Confession: I’ve never met Doug. Through some editorial confusion on my part, Doug and I missed our first chance to talk and eventually ended up in an eleventh hour effort to close this interview. Everything I know of Doug I learned in my conversations with Michael Murray, a senior ad exec at this magazine. Michael points to Doug as one of the most pivotal early influences in his automotive career and the catalyst behind Michael’s racing ambitions. But as you’ll see, it’s easy to love Doug. He wants SEMA to effectively create an Oscar or ESPY award (brilliant idea); he just finished the entire Hemingway collection; he flies his own plane; he’s raced several road racing cars and he hates meetings – maybe just a little more than me. Doug works for the Cadillac of automotive PR firms, Schiefer Media, handling popular brands such as Eagle One Car Care, American Wheel, Weld Wheel, and the Bondurant Driving School.

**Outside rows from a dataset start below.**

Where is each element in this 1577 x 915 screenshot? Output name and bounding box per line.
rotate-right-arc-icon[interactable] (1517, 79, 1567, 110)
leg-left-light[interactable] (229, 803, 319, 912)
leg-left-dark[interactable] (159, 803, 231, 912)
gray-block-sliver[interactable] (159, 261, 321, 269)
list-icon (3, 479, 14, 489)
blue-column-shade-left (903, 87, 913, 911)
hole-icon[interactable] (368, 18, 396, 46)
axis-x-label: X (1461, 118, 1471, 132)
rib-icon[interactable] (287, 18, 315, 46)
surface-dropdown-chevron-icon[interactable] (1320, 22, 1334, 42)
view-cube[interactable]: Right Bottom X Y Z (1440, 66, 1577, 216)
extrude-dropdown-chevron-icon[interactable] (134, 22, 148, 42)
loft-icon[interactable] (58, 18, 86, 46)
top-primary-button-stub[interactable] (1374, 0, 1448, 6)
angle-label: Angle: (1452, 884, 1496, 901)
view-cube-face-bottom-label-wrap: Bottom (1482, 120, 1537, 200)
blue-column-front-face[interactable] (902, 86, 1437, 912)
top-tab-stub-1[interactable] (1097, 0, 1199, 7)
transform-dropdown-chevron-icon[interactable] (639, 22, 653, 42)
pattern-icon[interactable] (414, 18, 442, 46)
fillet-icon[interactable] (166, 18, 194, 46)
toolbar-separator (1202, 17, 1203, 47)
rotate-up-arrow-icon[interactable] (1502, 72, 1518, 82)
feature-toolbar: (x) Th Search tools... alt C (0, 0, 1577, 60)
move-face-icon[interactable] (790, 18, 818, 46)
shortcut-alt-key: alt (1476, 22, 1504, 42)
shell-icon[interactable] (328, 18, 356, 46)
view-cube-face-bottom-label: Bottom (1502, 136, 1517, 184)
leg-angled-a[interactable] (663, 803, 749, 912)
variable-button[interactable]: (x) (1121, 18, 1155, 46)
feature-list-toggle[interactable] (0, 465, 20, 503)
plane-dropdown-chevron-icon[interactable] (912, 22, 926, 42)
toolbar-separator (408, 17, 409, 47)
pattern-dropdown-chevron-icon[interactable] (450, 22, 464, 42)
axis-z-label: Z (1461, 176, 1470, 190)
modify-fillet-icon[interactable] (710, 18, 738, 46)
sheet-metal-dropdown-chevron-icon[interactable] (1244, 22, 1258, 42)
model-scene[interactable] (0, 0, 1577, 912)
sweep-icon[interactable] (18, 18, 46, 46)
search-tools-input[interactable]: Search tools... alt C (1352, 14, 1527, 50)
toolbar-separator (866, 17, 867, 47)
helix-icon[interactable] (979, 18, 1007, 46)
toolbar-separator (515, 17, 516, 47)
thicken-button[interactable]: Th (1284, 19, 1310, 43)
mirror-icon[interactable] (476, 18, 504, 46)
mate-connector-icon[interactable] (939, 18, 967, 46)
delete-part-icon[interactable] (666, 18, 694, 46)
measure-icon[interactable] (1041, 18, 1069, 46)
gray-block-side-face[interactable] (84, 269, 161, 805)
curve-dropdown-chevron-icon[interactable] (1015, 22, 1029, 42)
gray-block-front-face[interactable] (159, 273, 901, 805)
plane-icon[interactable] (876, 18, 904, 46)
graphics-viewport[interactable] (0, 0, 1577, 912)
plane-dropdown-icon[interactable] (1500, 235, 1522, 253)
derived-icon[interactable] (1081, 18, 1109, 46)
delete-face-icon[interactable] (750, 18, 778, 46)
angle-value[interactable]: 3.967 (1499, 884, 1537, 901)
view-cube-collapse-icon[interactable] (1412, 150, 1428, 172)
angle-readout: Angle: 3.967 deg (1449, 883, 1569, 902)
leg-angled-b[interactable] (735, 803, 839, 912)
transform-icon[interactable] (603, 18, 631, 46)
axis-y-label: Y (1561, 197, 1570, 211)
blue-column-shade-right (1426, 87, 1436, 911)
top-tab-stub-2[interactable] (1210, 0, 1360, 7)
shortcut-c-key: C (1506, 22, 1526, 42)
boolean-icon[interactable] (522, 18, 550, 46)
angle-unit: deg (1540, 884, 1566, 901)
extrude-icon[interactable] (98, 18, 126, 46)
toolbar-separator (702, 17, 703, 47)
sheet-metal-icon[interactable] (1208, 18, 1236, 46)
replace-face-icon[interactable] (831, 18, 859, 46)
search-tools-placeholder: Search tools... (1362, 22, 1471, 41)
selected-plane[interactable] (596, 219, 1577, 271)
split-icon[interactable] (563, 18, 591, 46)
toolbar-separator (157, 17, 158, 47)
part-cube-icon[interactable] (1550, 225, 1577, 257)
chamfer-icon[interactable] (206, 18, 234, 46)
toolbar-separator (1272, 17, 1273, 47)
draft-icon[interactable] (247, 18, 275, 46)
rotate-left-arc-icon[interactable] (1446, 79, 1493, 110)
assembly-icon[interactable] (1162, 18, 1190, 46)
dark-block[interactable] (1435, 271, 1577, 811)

L.J.: Doug, thanks for taking some time out of your busy schedule to catch up with us at Performance Business. I imagine this is a busy time of year as you get ready for SEMA, PRI, etc. What are some of your most important goals for this year’s SEMA show?
Doug: My goals are the same as the other 35 years I’ve been to this show. There is no other place like it for making deals. I think of myself as a dating service for our clients. I like to introduce people and companies to each other and see what kind of chemical reaction takes place.
L.J.: Is SEMA doing a good job for our industry?
Doug: As I see it SEMA has three strategic responsibilities: 1) Legislative involvement, which they do very well; 2) The trade show, which they are exceptional at; and 3) Marketing our industry, which I don’t think they do very well. Look, what people don’t understand they fear; what people fear they kill. SEMA needs to do more to help the non-automotive people understand this great American art form we are involved in. It is art, you know. I suggest that SEMA create a prize, like the Nobel or Pulitzer for editorial or entertainment. Make it big and give it out every year at the banquet to the non-automotive editor or movie maker that makes the best piece for our industry. And I’d call it the Robert E. Petersen Award, or “The Pete.”
L.J.: What’s a typical day like for you at Schiefer Media?
Doug: That’s what I love about this job; no day is like another, the only constant for me is an ongoing effort to avoid meetings, which are the single biggest hindrance to human progress.
L.J.: Many people don’t understand all the work that goes into successfully building and marketing a brand. Whether it’s General Motors or Lucky Gracie’s Speed Shop, I’m guessing there are a handful of rules every business should follow when implementing a marketing campaign?
Doug: Business is civilized man’s way of waging war. A business plan and a battle plan look pretty much the same: What’s the goal? What do we need to know about that goal? How do we define success? What do we need to do to be successful? What assets do we have? What assets will we need? When are we going to do these things? How do we expand and supply our success? How do we get out if it fails? Simple stuff really.
L.J.: What is the hardest lesson you have had to learn in the media and PR businesses?
Doug: If it’s not broke, don’t fix it. Many successful businesses get boring so management thinks that things need to be changed. Often it’s boring because the systems are working as intended. We get bored with our processes long before consumers do. Not that change is bad, but change for the right reasons.
L.J.: As you know, my goal with this column is to find one good idea; something a retailer can implement today to generate more sales. If you were a performance retailer, what would you be doing to differentiate yourself and grow your business?
Doug: Culturalize the image of your business to fit the targeted consumer and make it as easy as possible for the consumer to buy from you. Whether it’s brick and mortar or online or both, you have to do everything you can to get people to visit your place of business. And, because your people are so important to your success, treat them like they are volunteers – like you appreciate that they are working with you.
L.J.: Doug, thanks again for chatting with me today. Any last thoughts?
Doug: I’m living a dream and happy to share it.
DOUG DWYER, Schiefer Media
What’s on your iPOD?
I’m a big satellite radio fan, I have both versions because I need the NASCAR and racing stuff, plus I need the XM for the onboard weather in my airplane. I’m mostly a news junky, talk show geek.
Last book read:
I’m big on biographies, the last book I read was “Founding Brothers” written by Joseph Ellis (but because I have a very long commute, I also listen to books on tape and I just finished the entire Hemmingway collection via audio, it really makes the time fly).
Favorite place to drive:
I live near Mount Palomar and Ortega Highways, both are really first class touring roads.